Curriculum-Based Proximal Policy Optimization for Hovering UAVs: Controlling Slack-To-Taut Dynamics During Suspended Payload Release

Scheduled for presentation during the Regular Session "Aerial and Space Robots" (WeBT4), Wednesday, July 16, 2025, 14:00−14:20, Room 108

Joint 10th IFAC Symposium on Mechatronic Systems and 14th Symposium on Robotics, July 15-18, 2025, Paris, France

This information is tentative and subject to change. Compiled on July 16, 2025

Abstract

Designing a unified controller for a UAV carrying a suspended payload presents significant challenges, particularly during transitions when the cable shifts between slack and taut states. These transitions generate abrupt jerks and introduce highly nonlinear dynamics. Conventional approaches typically depend on multiple specialized controllers and rely heavily on mathematical modelling, which complicates implementation. To address these issues, we propose a Curriculum-Based Proximal Policy Optimization (C-PPO) controller that employs a single integrated policy capable of managing both slack and taut cable conditions without requiring explicit system modelling.
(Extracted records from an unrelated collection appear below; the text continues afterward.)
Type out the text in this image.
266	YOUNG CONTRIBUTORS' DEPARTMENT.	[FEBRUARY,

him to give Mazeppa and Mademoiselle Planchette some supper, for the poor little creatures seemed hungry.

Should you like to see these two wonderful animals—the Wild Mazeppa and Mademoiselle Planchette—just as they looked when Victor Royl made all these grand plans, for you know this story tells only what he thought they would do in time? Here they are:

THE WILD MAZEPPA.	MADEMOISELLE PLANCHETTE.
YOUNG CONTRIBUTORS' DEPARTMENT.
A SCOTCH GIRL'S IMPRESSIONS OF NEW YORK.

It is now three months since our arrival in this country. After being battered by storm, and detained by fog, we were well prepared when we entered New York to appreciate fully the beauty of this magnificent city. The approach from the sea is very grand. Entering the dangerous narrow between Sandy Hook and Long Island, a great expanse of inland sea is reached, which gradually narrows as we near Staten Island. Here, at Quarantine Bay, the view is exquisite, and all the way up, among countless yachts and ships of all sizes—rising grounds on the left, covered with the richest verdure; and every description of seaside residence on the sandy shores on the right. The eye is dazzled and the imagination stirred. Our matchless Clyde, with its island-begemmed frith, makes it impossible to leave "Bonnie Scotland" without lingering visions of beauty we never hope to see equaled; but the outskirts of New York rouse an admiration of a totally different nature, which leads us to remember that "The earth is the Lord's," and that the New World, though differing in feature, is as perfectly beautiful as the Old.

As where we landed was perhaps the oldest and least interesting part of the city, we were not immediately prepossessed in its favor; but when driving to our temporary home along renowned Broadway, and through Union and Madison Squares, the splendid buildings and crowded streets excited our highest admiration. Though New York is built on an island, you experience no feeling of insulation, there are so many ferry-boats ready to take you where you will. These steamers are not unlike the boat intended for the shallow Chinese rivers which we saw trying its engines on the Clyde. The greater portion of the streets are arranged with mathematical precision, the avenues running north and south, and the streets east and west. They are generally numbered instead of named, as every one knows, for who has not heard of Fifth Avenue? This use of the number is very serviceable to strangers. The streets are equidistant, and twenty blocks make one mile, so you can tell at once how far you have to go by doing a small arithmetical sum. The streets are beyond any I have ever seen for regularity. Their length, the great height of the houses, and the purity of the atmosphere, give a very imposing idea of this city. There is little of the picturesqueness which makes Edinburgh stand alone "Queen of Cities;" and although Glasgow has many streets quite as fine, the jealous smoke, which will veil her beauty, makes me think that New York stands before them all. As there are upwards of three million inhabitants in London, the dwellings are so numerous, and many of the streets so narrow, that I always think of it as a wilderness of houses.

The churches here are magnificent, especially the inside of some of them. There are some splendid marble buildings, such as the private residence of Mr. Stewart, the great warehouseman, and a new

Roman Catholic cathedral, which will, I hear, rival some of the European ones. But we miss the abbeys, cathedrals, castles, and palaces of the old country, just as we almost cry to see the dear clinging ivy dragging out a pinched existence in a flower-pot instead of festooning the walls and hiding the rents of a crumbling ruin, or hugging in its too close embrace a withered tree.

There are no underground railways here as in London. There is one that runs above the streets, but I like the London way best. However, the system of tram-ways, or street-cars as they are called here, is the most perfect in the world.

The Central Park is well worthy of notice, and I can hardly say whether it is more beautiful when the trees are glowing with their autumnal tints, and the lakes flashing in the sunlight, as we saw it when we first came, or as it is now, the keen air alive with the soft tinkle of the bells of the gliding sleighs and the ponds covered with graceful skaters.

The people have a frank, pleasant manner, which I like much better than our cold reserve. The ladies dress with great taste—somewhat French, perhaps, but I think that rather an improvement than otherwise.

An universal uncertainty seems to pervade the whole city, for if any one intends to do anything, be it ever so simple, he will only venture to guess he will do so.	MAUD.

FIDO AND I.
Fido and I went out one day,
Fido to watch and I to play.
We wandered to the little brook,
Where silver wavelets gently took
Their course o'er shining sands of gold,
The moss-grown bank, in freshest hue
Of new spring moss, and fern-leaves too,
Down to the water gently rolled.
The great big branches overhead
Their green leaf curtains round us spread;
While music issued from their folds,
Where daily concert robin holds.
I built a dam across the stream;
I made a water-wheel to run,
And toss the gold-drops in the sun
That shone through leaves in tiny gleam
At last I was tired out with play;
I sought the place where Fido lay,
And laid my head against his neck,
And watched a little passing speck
By leveraging model-free reinforcement learning, the controller learns directly from dynamic interactions within a MuJoCo virtual environment, encompassing UAV dynamics and payload movements. We demonstrate theoretically that the C-PPO’s learned policy is both unique and robust, and effective in mitigating instabilities caused by sudden jerks. Empirically, it was also shown that C-PPO maintains stable hovering performance even under previously unseen conditions, including variations in payload mass, rope length, and wind profiles, by conducting experiments within the MuJoCo environment.